Challenging Unreasonable NAAQS
Arizona v. U.S. Environmental Protection Agency and Wisconsin v. U.S. Environmental Protection Agency
Arizona v. U.S. Environmental Protection Agency
Wisconsin has joined Arizona and several other States challenging EPA's proposed revision to the National Ambient Air Quality Standard (NAAQS) for ozone. Under the Clean Air Act (CAA), the EPA is responsible for setting NAAQS for certain air pollutants and reviews and revises the NAAQS every five years. Each state has primary responsibility for ensuring that NAAQS are achieved and maintained. States are required to develop and propose state implementation plans (SIPs) for the implementation, maintenance, and enforcement of new standards, and If a State fails to provide an adequate SIP, the EPA may propose its own federal implementation plan (FIP). Areas classified by EPA as "nonattainment areas" face significant regulations, such as mandatory emission censuses and burdensome permitting requirements.

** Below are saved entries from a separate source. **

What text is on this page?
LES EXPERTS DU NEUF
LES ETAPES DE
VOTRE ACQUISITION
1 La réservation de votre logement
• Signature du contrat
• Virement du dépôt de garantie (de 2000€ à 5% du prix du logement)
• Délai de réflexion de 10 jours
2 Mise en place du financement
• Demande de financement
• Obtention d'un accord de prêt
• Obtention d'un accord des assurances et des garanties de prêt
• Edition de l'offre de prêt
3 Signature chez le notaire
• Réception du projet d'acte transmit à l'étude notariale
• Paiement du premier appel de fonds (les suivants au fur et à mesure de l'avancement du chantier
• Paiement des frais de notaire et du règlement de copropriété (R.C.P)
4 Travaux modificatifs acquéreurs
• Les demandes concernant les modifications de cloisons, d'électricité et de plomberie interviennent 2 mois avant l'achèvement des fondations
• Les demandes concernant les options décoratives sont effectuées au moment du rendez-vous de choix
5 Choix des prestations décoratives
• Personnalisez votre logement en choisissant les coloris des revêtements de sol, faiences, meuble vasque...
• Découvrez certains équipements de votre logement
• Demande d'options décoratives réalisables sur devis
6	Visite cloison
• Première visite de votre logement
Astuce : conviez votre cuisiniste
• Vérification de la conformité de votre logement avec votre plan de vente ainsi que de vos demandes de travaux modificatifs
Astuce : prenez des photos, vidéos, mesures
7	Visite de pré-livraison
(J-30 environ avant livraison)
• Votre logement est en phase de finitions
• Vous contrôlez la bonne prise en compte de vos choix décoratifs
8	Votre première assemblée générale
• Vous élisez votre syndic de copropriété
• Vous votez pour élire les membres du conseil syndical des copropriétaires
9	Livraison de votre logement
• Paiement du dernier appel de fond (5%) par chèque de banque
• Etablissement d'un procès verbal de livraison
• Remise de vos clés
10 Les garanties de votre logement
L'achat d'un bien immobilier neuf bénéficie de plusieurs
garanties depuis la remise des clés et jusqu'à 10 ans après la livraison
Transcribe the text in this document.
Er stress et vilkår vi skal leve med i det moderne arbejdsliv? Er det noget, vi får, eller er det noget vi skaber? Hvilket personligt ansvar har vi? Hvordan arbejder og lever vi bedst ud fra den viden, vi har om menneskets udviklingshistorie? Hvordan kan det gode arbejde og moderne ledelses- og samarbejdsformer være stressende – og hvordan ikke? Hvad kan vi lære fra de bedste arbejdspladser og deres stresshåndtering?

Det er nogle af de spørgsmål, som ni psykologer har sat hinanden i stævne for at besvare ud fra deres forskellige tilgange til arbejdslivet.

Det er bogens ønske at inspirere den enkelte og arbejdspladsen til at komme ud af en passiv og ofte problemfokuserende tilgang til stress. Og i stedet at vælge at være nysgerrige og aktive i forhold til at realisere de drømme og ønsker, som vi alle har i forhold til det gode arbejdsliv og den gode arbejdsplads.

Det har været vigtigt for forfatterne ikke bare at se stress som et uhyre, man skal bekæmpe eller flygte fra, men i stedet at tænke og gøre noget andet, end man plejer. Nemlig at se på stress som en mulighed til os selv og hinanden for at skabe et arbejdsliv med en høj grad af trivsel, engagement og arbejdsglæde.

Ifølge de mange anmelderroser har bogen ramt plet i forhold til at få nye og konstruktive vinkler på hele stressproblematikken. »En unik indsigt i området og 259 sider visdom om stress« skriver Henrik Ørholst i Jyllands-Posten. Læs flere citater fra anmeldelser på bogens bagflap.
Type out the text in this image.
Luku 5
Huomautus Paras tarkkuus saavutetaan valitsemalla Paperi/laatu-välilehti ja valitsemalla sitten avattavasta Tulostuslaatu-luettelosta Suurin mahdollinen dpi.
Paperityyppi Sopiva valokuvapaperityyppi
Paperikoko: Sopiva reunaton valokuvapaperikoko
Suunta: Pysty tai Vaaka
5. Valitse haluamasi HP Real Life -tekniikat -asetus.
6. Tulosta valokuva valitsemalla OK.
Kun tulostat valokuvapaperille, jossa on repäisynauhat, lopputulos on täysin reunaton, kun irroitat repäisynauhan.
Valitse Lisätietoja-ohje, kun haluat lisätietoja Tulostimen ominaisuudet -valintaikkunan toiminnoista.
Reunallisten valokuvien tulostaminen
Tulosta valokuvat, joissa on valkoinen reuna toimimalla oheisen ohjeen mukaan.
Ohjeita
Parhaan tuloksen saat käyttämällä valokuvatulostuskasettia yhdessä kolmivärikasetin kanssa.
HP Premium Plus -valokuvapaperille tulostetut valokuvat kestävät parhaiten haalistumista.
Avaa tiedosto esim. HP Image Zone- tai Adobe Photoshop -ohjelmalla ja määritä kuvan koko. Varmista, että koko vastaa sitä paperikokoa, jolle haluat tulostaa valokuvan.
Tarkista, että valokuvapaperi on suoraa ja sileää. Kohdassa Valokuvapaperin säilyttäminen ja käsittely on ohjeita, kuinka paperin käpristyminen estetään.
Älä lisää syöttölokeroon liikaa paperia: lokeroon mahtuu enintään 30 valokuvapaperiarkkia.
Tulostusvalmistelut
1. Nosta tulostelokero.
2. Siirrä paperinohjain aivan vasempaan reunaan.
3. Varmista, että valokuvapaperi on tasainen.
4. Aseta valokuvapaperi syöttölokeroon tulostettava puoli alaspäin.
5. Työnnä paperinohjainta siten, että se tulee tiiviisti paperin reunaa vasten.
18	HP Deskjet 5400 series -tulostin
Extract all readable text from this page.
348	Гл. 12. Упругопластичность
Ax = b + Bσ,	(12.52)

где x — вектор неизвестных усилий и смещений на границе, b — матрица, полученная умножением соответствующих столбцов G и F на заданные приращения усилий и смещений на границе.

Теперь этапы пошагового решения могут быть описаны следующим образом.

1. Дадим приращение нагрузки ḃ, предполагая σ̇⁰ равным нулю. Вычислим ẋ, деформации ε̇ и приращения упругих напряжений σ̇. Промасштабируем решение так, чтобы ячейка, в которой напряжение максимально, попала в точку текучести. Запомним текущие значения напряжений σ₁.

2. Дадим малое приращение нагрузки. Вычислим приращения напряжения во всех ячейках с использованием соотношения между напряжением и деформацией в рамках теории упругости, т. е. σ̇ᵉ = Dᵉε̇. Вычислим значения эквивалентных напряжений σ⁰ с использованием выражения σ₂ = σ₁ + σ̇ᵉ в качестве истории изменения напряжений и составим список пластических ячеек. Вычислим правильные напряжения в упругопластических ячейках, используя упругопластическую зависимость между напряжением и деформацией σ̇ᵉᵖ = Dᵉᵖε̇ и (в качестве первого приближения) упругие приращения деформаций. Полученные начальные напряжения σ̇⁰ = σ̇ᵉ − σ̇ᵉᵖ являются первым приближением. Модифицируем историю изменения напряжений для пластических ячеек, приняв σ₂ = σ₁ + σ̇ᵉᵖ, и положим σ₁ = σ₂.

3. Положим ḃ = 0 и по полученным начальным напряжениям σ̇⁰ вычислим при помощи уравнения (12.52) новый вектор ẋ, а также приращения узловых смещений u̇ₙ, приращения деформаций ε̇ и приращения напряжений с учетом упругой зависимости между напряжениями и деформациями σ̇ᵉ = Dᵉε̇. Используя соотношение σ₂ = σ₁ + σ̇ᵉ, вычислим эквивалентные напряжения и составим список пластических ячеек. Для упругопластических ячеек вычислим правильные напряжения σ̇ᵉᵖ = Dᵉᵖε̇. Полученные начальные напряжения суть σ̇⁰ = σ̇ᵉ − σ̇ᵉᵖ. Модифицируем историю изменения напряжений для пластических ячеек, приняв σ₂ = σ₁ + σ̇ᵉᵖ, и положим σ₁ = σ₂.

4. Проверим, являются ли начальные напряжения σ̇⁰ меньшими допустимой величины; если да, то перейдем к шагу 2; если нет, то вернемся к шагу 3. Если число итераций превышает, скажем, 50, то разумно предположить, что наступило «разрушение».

The States have challenged EPA’s latest amendment to the NAAQS for ozone, decreasing the allowable atmospheric concentration from 75 parts per billion (ppb) to 70 ppb, alleging that this violates the CAA. Specificaly, EPA has failed to adequately address the critical issue of "background ozone," which is ozone that is naturally present in the atmosphere, and which cannot be controlled by the States.
Status: Currently awaiting decision by the D.C. Circuit.
Wisconsin v. U.S. Environmental Protection Agency
Wisconsin, joined by four other States, has challenged EPA's second Cross-State Air Pollution Rule (CSAPR II), a federal implementation plan (FIP) under the Clean Air Act that requires certain "upwind" States to reduce their ozone emissions in order to contribute less to downwind areas. Briefing in this case began in August, 2017.